I loved the balance of those three points of view. They all have different feelings and ideas about what’s happening and how to go forward in the best way. Each of them contribute critical things to the survival of the group, but in really different ways. I think the whole story could have been told from any one of those perspectives, but I think choosing all three added so much to the depth and breadth of the book.

The plot is pretty simple– a deadly plague disrupts every aspect of life as they know it– but it brings really high stakes. The characters literally face life and death decisions at every turn. I read this book in two days, and I couldn’t not do that. I was absolutely drawn into AT THE END OF EVERYTHING and what would happen to each of the characters in it.

Conclusion

Something about the book reminded me of AWAY WAY WE GO by Emile Ostrovski. It’s a bit darker than that one is, but I guess it has a similar feel in terms of this small, collapsing world inside a culture faced with a global pandemic. I think fans of edgy fiction will like AT THE END OF EVERYTHING.

Content Notes

Recommended for Ages 14 up.

Representation
Main characters are white. One is mute. Another is Ace. The other is nonbinary.

Profanity/Crude Language Content
Extreme profanity used somewhat frequently.

Romance/Sexual Content
Brief kissing.

Spiritual Content
One character was raised as a Catholic, but when they came out as nonbinary, they were rejected from their church. They have a lot of (understandable) feelings of anger and hurt, but at one point they express longing to have the certainty of faith in their life again. Sometimes they pray or ask St. Jude to pray for them.

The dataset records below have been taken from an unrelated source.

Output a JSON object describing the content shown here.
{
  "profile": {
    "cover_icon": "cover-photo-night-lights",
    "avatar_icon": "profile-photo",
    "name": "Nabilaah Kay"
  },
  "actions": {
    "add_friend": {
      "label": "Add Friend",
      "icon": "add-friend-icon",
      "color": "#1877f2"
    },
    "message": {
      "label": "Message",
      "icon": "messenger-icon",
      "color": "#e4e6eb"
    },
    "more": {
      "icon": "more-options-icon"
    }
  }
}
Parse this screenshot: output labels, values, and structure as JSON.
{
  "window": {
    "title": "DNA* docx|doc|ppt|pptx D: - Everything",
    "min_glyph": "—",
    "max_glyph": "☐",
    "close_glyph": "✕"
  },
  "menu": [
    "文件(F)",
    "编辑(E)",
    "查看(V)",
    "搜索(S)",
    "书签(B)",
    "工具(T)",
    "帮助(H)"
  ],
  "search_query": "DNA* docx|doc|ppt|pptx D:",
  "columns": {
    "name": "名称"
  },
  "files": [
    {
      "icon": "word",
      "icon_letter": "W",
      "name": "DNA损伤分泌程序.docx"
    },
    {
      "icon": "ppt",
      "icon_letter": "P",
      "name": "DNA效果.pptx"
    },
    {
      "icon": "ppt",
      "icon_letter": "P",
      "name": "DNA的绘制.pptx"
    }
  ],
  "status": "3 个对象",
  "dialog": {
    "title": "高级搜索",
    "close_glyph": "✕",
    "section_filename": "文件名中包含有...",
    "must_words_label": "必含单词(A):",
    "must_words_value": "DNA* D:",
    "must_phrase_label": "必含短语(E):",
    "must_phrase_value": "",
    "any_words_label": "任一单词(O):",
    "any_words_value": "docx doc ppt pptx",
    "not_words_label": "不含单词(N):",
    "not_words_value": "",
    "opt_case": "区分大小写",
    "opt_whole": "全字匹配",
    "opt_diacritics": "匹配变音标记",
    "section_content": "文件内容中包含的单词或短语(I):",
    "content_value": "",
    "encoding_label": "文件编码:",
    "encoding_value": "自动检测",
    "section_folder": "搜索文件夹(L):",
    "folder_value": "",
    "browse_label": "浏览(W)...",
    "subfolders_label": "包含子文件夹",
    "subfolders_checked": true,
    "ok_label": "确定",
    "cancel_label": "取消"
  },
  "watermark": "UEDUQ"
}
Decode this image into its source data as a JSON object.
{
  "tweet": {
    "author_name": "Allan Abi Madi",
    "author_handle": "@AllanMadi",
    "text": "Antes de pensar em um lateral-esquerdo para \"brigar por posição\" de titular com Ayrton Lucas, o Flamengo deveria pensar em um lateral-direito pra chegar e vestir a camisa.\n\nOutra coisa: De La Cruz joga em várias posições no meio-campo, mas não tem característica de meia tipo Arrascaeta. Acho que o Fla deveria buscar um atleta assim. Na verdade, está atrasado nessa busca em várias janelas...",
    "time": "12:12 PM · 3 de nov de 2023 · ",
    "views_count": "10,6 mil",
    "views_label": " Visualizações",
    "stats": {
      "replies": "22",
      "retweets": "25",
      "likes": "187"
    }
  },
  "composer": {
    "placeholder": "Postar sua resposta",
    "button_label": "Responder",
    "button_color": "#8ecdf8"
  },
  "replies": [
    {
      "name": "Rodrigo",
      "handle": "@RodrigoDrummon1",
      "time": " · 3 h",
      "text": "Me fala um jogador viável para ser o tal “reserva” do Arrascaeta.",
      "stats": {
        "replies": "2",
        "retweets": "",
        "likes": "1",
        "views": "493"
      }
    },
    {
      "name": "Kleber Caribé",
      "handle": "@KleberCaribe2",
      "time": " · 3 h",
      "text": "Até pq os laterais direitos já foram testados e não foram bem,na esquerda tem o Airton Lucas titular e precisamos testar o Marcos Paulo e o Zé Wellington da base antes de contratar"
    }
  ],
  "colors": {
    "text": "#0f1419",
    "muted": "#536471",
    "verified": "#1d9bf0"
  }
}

Violent Content – trigger warning for sexual assault, transphobia, and ableism.
A group of kids surround another kid and beat them up. Soldiers shoot and kill a boy who does not follow their commands. A girl sees a boy sexually assaulting another girl and beats him up. Two girls light a warehouse on fire that they thought was empty and nearly kill someone in the fire.

Emerson (the nonbinary character) faces situations in which they’re misgendered or harmed for their identity. Their parents threw them out and their friends abandoned them when they came out as nonbinary.

Several other characters belittle or talk down to Logan because she communicates with sign language and they assume she’s less intelligent or less capable than they are. Those behaviors are clearly addressed and called out as wrong and harmful.

Drug Content
None.

Note: This post contains affiliate links, which do not cost you anything to use, but which help support this blog. I received a free copy of AT THE END OF EVERYTHING in exchange for my honest review.